Но вправе ли я лишить кого-то шанса?
А есть ли он, тот шанс?
- Я вот всё думаю – почему ты сюда попал? – негромко спросил я, даже не спросил, а
поделился размышлениями, - Ну, понятно, мы, герои недоделанные, но ты-то? Зачем ты
здесь?
- Может, всё же есть мировая справедливость? – усмехнулся он, - Или я тоже чья-то
выдумка. Или, прекратив создавать, я сам остановился. А ведь покоя не бывает: если не
двигаешься вперед, значит, пятишься назад. Разрушаешься. Наверно, так…
Он говорил спокойно и искренне, как бывает, когда осознаешь главное. Как будто тоже
сделал выбор. Я понял, что Создатель вспоминал свои недописанные книги, своих героев,
и, может быть, прощался с ними: ему ведь предстояло остаться здесь. Он вспоминал их со
светлой улыбкой – а я смотрел и словно чувствовал, как крепнут нити, как оживают
другие миры.
Он может их оживить, может создать новые. А может потратить единственную
возможность на то, чтобы спасти кого-то одного.
Это несравнимо.
- Ладно, - поднялся я, - спать пора. Я пойду, а ты ещё посиди тут, если хочешь.

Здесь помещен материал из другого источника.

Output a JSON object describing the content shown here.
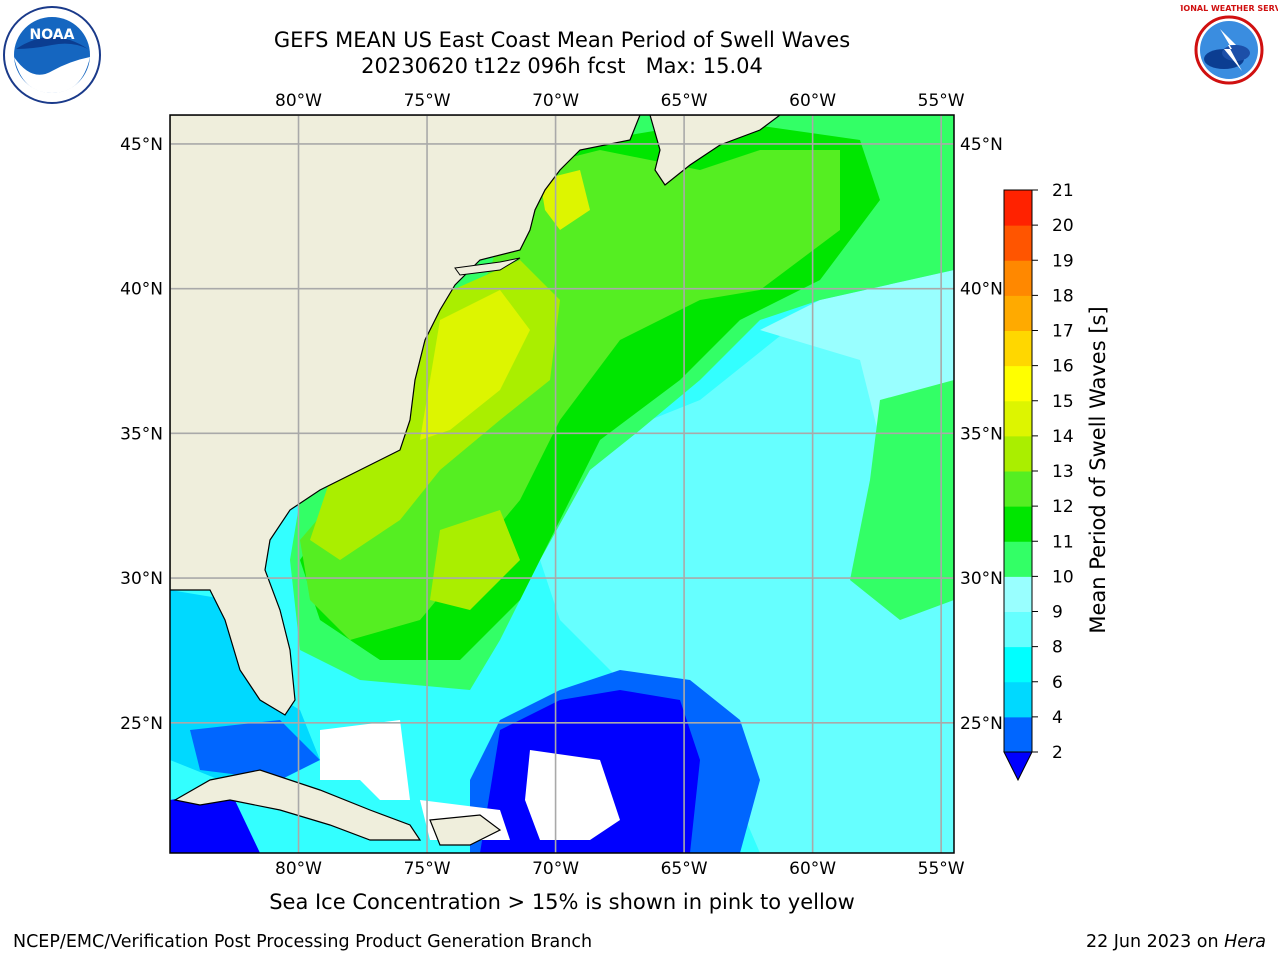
{
  "header": {
    "title_line1": "GEFS MEAN US East Coast Mean Period of Swell Waves",
    "run": "20230620 t12z 096h fcst",
    "max_label": "Max: 15.04"
  },
  "logos": {
    "left_text": "NOAA",
    "right_text": "NATIONAL WEATHER SERVICE"
  },
  "map": {
    "lon_ticks": [
      "80°W",
      "75°W",
      "70°W",
      "65°W",
      "60°W",
      "55°W"
    ],
    "lat_ticks": [
      "45°N",
      "40°N",
      "35°N",
      "30°N",
      "25°N"
    ],
    "lon_values": [
      -80,
      -75,
      -70,
      -65,
      -60,
      -55
    ],
    "lat_values": [
      45,
      40,
      35,
      30,
      25
    ],
    "lon_range": [
      -85,
      -54.5
    ],
    "lat_range": [
      20.5,
      46
    ],
    "colors": {
      "land": "#efeedc",
      "ocean_low": "#00ffff",
      "gridline": "#a9a9a9",
      "coast": "#000000"
    }
  },
  "colorbar": {
    "title": "Mean Period of Swell Waves [s]",
    "tick_labels": [
      "2",
      "4",
      "6",
      "8",
      "9",
      "10",
      "11",
      "12",
      "13",
      "14",
      "15",
      "16",
      "17",
      "18",
      "19",
      "20",
      "21"
    ],
    "bands": [
      "#0066ff",
      "#00d9ff",
      "#00ffff",
      "#66ffff",
      "#99ffff",
      "#33ff66",
      "#00e600",
      "#55ee22",
      "#aaee00",
      "#ddf500",
      "#ffff00",
      "#ffd700",
      "#ffaa00",
      "#ff8800",
      "#ff5500",
      "#ff2200"
    ],
    "extend_color": "#0000ff"
  },
  "caption": "Sea Ice Concentration > 15% is shown in pink to yellow",
  "footer": {
    "left": "NCEP/EMC/Verification Post Processing Product Generation Branch",
    "date": "22 Jun 2023 on ",
    "machine": "Hera"
  }
}
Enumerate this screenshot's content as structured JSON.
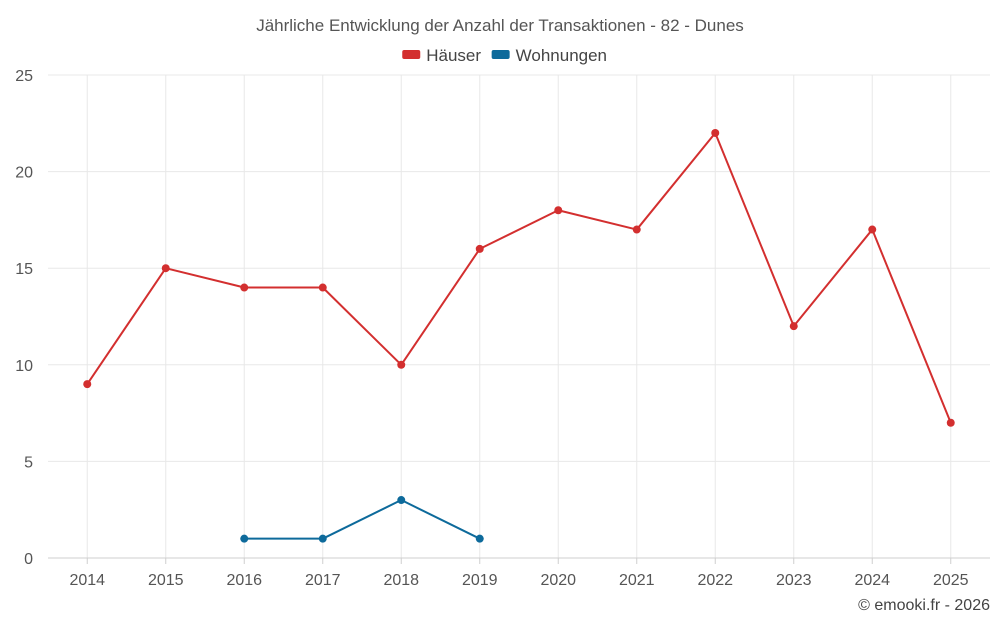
{
  "chart_data": {
    "type": "line",
    "title": "Jährliche Entwicklung der Anzahl der Transaktionen - 82 - Dunes",
    "categories": [
      "2014",
      "2015",
      "2016",
      "2017",
      "2018",
      "2019",
      "2020",
      "2021",
      "2022",
      "2023",
      "2024",
      "2025"
    ],
    "series": [
      {
        "name": "Häuser",
        "color": "#d32f2f",
        "values": [
          9,
          15,
          14,
          14,
          10,
          16,
          18,
          17,
          22,
          12,
          17,
          7
        ]
      },
      {
        "name": "Wohnungen",
        "color": "#0d6a9b",
        "values": [
          null,
          null,
          1,
          1,
          3,
          1,
          null,
          null,
          null,
          null,
          null,
          null
        ]
      }
    ],
    "ylim": [
      0,
      25
    ],
    "yticks": [
      0,
      5,
      10,
      15,
      20,
      25
    ],
    "xlabel": "",
    "ylabel": "",
    "grid": true,
    "legend": "top-center"
  },
  "credit": "© emooki.fr - 2026"
}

Подумай. Ну и проверь механизм, работает ли. И ещё… напиши всё, что понял. Напиши о
себе. Да, так будет правильно. А потом, когда вернёшься к своему электричеству –
напиши о нас, обо всех, кого здесь увидел. И, может быть, тогда…
Хотелось хлопнуть его по плечу, но я уже встал, а он сидел в траве и нерешительно
трогал пальцами крышку механизма. Хороший парень. Хоть и Создатель.
Я ушёл в корабль, лёг на койку, завернулся в одеяло и слушал пение сверчков сквозь
открытый иллюминатор. И мне казалось, различал тихие щелчки клавиш.
Утром на том месте, где оставил Создателя, я нашёл только примятую траву.